Page 77 of Zero Pucks

“You are, and that’s my fault. I didn’t mean it the way you took it,” he said. He ran the tips of his fingers up and down my arms. “If we ever get married for real, I want it to be better than that. I want it to be real. I want to remember making you my husband.”

He couldn’t have meant that. This was a fling. He must have just been talking a stream of consciousness. “You deserve to have something real.”

He tightened his grip and kissed my earlobe. “I mean, it’s not like either one of us will ever forget that story, right? Even if we burn the evidence?”

In spite of the ache in my chest, I laughed. “No. That one isn’t going away. That’ll be one of those stories that I will tell on my deathbed.”

He snorted and kissed me again. “I do have something to tell you though.”

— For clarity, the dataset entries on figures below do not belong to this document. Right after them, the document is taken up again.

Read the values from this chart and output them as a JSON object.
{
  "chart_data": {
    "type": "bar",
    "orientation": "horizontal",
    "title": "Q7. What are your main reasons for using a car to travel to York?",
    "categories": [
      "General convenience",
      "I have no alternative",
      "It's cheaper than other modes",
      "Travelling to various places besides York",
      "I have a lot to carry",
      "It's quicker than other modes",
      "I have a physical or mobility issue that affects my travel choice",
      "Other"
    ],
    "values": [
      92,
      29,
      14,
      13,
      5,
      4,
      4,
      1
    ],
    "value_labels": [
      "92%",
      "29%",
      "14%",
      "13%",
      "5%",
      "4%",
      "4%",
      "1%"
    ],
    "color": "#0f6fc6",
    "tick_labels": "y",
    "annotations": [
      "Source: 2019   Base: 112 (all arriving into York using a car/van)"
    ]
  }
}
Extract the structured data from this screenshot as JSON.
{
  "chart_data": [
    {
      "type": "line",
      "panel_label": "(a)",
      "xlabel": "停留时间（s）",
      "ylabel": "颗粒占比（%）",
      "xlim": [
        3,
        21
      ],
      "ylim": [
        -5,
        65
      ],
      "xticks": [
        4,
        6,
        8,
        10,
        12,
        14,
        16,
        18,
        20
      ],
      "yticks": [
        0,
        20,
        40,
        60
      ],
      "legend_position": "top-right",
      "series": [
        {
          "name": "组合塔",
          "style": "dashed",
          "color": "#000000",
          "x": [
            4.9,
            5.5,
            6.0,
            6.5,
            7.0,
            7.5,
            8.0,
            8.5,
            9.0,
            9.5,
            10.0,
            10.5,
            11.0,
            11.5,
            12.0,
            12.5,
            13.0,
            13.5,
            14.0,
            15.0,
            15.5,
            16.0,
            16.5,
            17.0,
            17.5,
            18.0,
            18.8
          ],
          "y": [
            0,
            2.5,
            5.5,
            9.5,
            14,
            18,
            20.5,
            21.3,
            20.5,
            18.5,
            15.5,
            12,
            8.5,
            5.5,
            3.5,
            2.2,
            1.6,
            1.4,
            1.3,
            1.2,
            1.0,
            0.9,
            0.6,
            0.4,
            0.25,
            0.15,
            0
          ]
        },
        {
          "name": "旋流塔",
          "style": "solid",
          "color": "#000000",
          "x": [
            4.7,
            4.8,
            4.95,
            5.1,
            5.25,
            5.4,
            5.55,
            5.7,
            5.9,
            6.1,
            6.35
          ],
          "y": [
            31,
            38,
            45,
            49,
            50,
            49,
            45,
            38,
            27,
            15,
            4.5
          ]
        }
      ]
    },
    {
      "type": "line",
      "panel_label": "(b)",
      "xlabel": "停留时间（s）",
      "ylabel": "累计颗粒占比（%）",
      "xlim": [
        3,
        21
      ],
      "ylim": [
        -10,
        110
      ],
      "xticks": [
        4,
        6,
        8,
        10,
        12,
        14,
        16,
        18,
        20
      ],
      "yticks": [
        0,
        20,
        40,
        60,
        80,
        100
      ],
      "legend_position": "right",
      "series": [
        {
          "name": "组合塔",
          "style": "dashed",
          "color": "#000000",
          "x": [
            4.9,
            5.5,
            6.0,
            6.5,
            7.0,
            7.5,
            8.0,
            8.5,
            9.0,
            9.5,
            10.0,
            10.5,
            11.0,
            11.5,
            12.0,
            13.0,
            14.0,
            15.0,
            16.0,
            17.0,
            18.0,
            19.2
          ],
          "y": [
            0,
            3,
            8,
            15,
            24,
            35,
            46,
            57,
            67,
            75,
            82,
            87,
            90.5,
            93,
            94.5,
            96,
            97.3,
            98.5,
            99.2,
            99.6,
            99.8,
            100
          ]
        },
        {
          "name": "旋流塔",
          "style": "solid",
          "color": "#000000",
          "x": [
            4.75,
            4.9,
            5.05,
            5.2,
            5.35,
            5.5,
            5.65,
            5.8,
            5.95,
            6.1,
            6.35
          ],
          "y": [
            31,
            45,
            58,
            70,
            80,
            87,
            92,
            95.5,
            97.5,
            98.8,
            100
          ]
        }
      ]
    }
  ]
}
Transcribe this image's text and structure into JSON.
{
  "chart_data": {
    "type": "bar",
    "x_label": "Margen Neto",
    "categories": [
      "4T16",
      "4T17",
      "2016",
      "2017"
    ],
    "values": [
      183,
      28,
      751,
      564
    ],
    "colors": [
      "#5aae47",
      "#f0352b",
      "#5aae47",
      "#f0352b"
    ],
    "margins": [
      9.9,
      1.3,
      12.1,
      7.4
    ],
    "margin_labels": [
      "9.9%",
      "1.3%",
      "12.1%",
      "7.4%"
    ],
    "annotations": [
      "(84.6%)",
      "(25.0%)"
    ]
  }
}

I braced myself. Here it was. It had to be the moment he told me I was getting too attached. This was feeling too serious for him.

“Bodie’s kind of in a mood, so if he’s a dick to you, let me know. But…try not to snap at him? Ford and I realized he’s going through something, and we’re trying not to make it worse.”

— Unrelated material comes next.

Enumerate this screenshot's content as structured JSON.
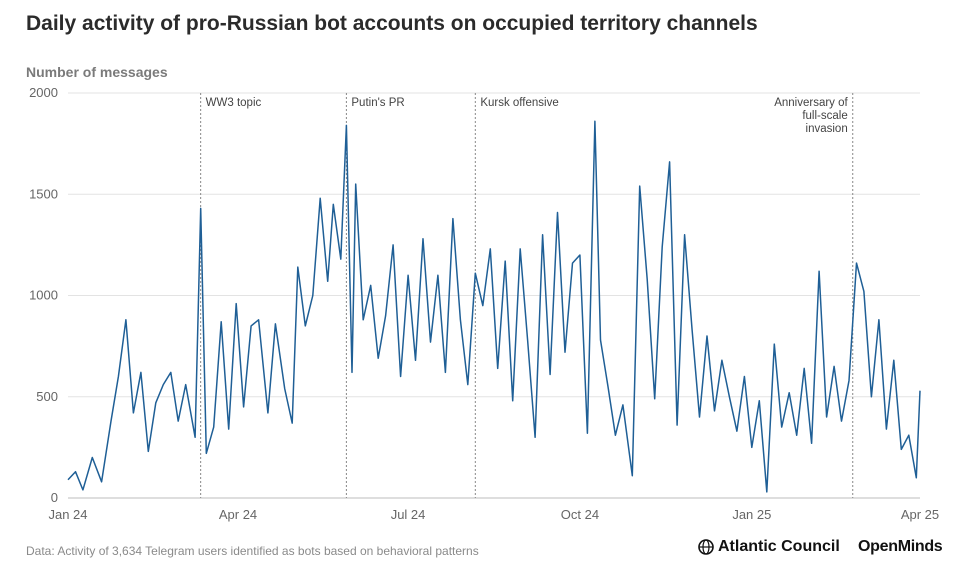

Not what I was expecting him to say, and it took me a second to recover. “Oh. I would never. You know that, right? I would never make him feel bad if I could help it.”

He sighed and rubbed his nose along my jawline. “I do. I don’t know you well, but I know that. I just didn’t want you to take it personally. We sort of had it out after the meeting today, right before you picked me up. It was…rough.”

“Is that why you were down?”

He shrugged. “I guess. There’s been a lot of change happening in my life, and I’ve never adjusted well to that. This job thing is—well, it’s great. Being able to coach a legit professional team? I’ll get to travel and be part of something I thought I’d lost years ago.”

“From the accident?”

He bowed his head and groaned. “Uh, well. No. That’s something else you should know about me. I haven’t always made the best decisions, and, well…one year, I made some really bad ones. Dragged Bodie down with me. Got us thrown out of the Paralympics.”

“Oh.”

He sat up a little straighter. “Oh? You know that’s kind of a big deal, right? You have to really fuck up to do that.”

I twisted my head to the side to look at him, and he brushed a few shaggy locks off my forehead. “I knew that already. I spoke with a lawyer before I came here, and he did some research on you.”

Tucker’s eyes widened. “Is that so?”

“It’s…standard?” I offered.

His lips twitched. “I see. Do I get to run a background check too?”

“There’s not much to find. I’m kind of a low-key loser, but have at it.”

His face went irritated again, and I knew it was because he hated when I called myself that. He didn’t correct me this time, just snagged my chin in a pinched hold and kissed me. “You’re great.”

“Thank you.” I was okay. I wasn’t great. But I’d take it. I wasn’t about to tell him how to feel. “And yeah, I read about what happened.”

It had started with pranks and escalated when Boden and Tucker had picked a fight with security at the Olympic Village, and a woman who was a member of the skiing committee ended up taking an elbow to the face. It was just hours before their first game, and they were sent home and banned.

“Bodie was in a bad place back then,” Tucker said softly, almost at a whisper. “You know about his granddad, right? And his dad?”

I shook my head. I didn’t know any real details about any of them. Except for Tucker, of course, and the fact that Ford worked at a supermarket.

“He comes from a family of hockey legends. Or, well, two of them. And legend is kind of a stretch, but his granddad and dad both have a couple of Stanley Cup rings. They had this idea that they were going to have this grand hockey legacy passed down from father to son. Then Boden was born early with the cord around his neck, and that ended up being that.”

“Cerebral…palsy,” I said, trying to remember.

Tucker kissed me for the right answer. “His dad blamed his mom, and they got divorced. She went back to the States and took Boden with her, assuming that his dad wouldn’t want him back since he couldn’t be the hockey god they’d planned to raise him as. His dad is…an interesting guy,” Tucker added, wrinkling his nose.

I could only begin to imagine.

“He retired young after a skate shattered his ankle. He didn’t win any solo awards, but he won the cup twice.”